Punk Rock Loneliness starts out with a slowly unwinding guitar duel that explodes into the first verse and then gets even more pyrotechnic after the second chorus: it’s a funky but bittersweet, blackly amusing elegy for CBGB and punk rock in New York in general. This version is slower and darker than the one the band released on their South Brooklyn Singles collection in 2010.

Come to Me is punk rock doo-wop, sly but sweet: “Anything that money can’t buy, I will give to you,” Frey rasps to the waitress he’s trying to pick up, while the band growls like the Dead Boys behind him (the guitar sonics on this album are to die for). Guitarist Evan O’Donnell plays tense postpunk chords underneath Napolillo’s lilting slide work on the uneasy, 80s Britrock-tinged Tomorrow Night. Napolillo takes a lead vocal on the viciously Stonesy Brown Spit, a gruesome drinking song.

The title track, by founding member Billy Cohen – who died young in 2010 – blasts through a surreal, oldtime swing-spiced Coney Island narrative about saving innocent children from an evil mayor who’s trying to boil them in oil. “Hot Wine” in this case seems to mean “hell yeah” or something like that – booze doesn’t really factor into the song.

With its roaring, wickedly catchy minor-key riffage and hollering back-and-forth vocals, the escape anthem Status Quo also looks back to the Dead Boys, adding a more recent noiserock edge. Too Loose raises the voltage on a catchy hardcore tune with a blazing horn section, while Winter Song has Frey singing a hopeful come-on over a pensive, aptly chilly sway. The album winds up with Late Night Travelers, its intricately jangly twin guitars leading up to yet another big anthemic chorus.
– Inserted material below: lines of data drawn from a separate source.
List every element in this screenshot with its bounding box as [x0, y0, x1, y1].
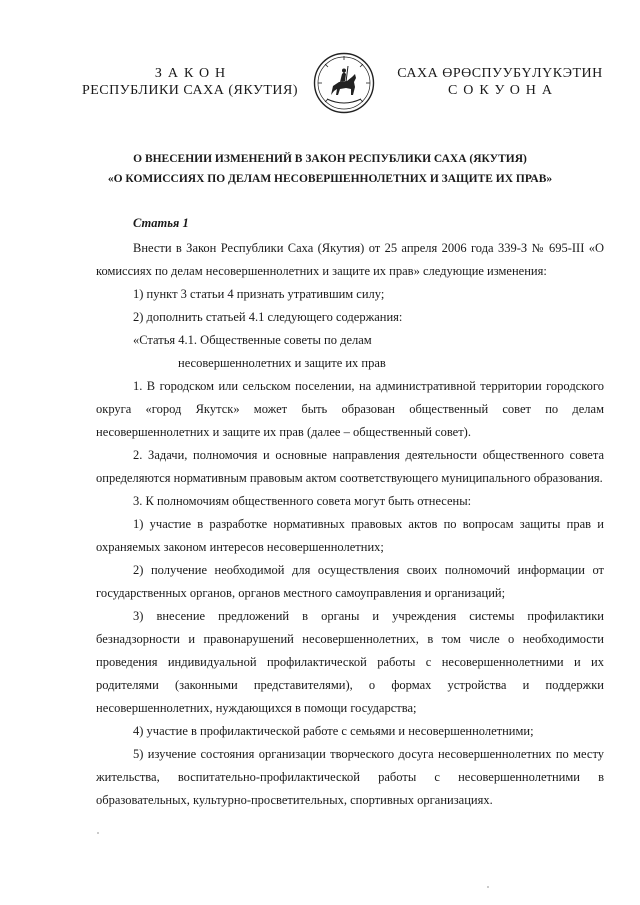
paragraph: 5) изучение состояния организации творческого досуга несовершеннолетних по месту жительства, воспитательно-профилактической работы с несовершеннолетними в образовательных, культурно-просветительных, спортивных организациях.: [96, 747, 604, 807]
article-heading: Статья 1: [133, 216, 189, 230]
header-republic-name: РЕСПУБЛИКИ САХА (ЯКУТИЯ): [81, 83, 299, 98]
paragraph: 3. К полномочиям общественного совета могут быть отнесены:: [133, 494, 472, 508]
paragraph: «Статья 4.1. Общественные советы по делам: [133, 333, 372, 347]
header-left: [70, 65, 310, 99]
document-title-line-2: «О КОМИССИЯХ ПО ДЕЛАМ НЕСОВЕРШЕННОЛЕТНИХ И ЗАЩИТЕ ИХ ПРАВ»: [107, 173, 553, 185]
scan-speck: [487, 886, 489, 888]
document-title: [60, 149, 600, 189]
paragraph: 1. В городском или сельском поселении, на административной территории городского округа «город Якутск» может быть образован общественный совет по делам несовершеннолетних и защите их прав (далее – общественный совет).: [96, 379, 604, 439]
paragraph: 2) дополнить статьей 4.1 следующего содержания:: [133, 310, 403, 324]
paragraph: 2) получение необходимой для осуществления своих полномочий информации от государственных органов, органов местного самоуправления и организаций;: [96, 563, 604, 600]
header-republic-name-sakha: САХА ӨРӨСПУУБҮЛҮКЭТИН: [397, 66, 603, 81]
paragraph: Внести в Закон Республики Саха (Якутия) от 25 апреля 2006 года 339-З № 695-III «О комиссиях по делам несовершеннолетних и защите их прав» следующие изменения:: [96, 241, 604, 278]
paragraph: 1) участие в разработке нормативных правовых актов по вопросам защиты прав и охраняемых законом интересов несовершеннолетних;: [96, 517, 604, 554]
scan-speck: [97, 832, 99, 834]
paragraph: 1) пункт 3 статьи 4 признать утратившим силу;: [133, 287, 385, 301]
header-right: [380, 65, 620, 99]
header-law-word-sakha: СОКУОНА: [447, 83, 559, 98]
document-title-line-1: О ВНЕСЕНИИ ИЗМЕНЕНИЙ В ЗАКОН РЕСПУБЛИКИ САХА (ЯКУТИЯ): [133, 153, 527, 165]
paragraph: 3) внесение предложений в органы и учреждения системы профилактики безнадзорности и правонарушений несовершеннолетних, в том числе о необходимости проведения индивидуальной профилактической работы с несовершеннолетними и их родителями (законными представителями), о формах устройства и поддержки несовершеннолетних, нуждающихся в помощи государства;: [96, 609, 604, 715]
paragraph: 4) участие в профилактической работе с семьями и несовершеннолетними;: [133, 724, 534, 738]
coat-of-arms-emblem-icon: [313, 52, 375, 114]
document-body: [96, 212, 604, 812]
header-law-word: ЗАКОН: [154, 66, 232, 81]
paragraph: 2. Задачи, полномочия и основные направления деятельности общественного совета определяются нормативным правовым актом соответствующего муниципального образования.: [96, 448, 604, 485]
paragraph: несовершеннолетних и защите их прав: [178, 356, 386, 370]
Other tracks here include The Basement, a wry, metaphorically-loaded tribute to the band’s rehearsal space that blends hazy GBV aggression with Sonic Youth murk; Crush You So Fast, which leaps from a spacy, spare two-guitar intro into sirening Silver Rocket stomp; Wildman, which grafts a noiserock intro onto defiant oldschool hardcore punk; Give Her All You Got, an unexpectedly jazzy, funny ballad, and Saturday Night, a catchy, cynical, trendoid-bashing singalong  It’s only January, but this could be the best rock album of 2013. And as a nice bonus, the album is also out on vinyl. The Brooklyn What have a lot of shows coming up; watch this space, or better yet, come out to Public Assembly tonight.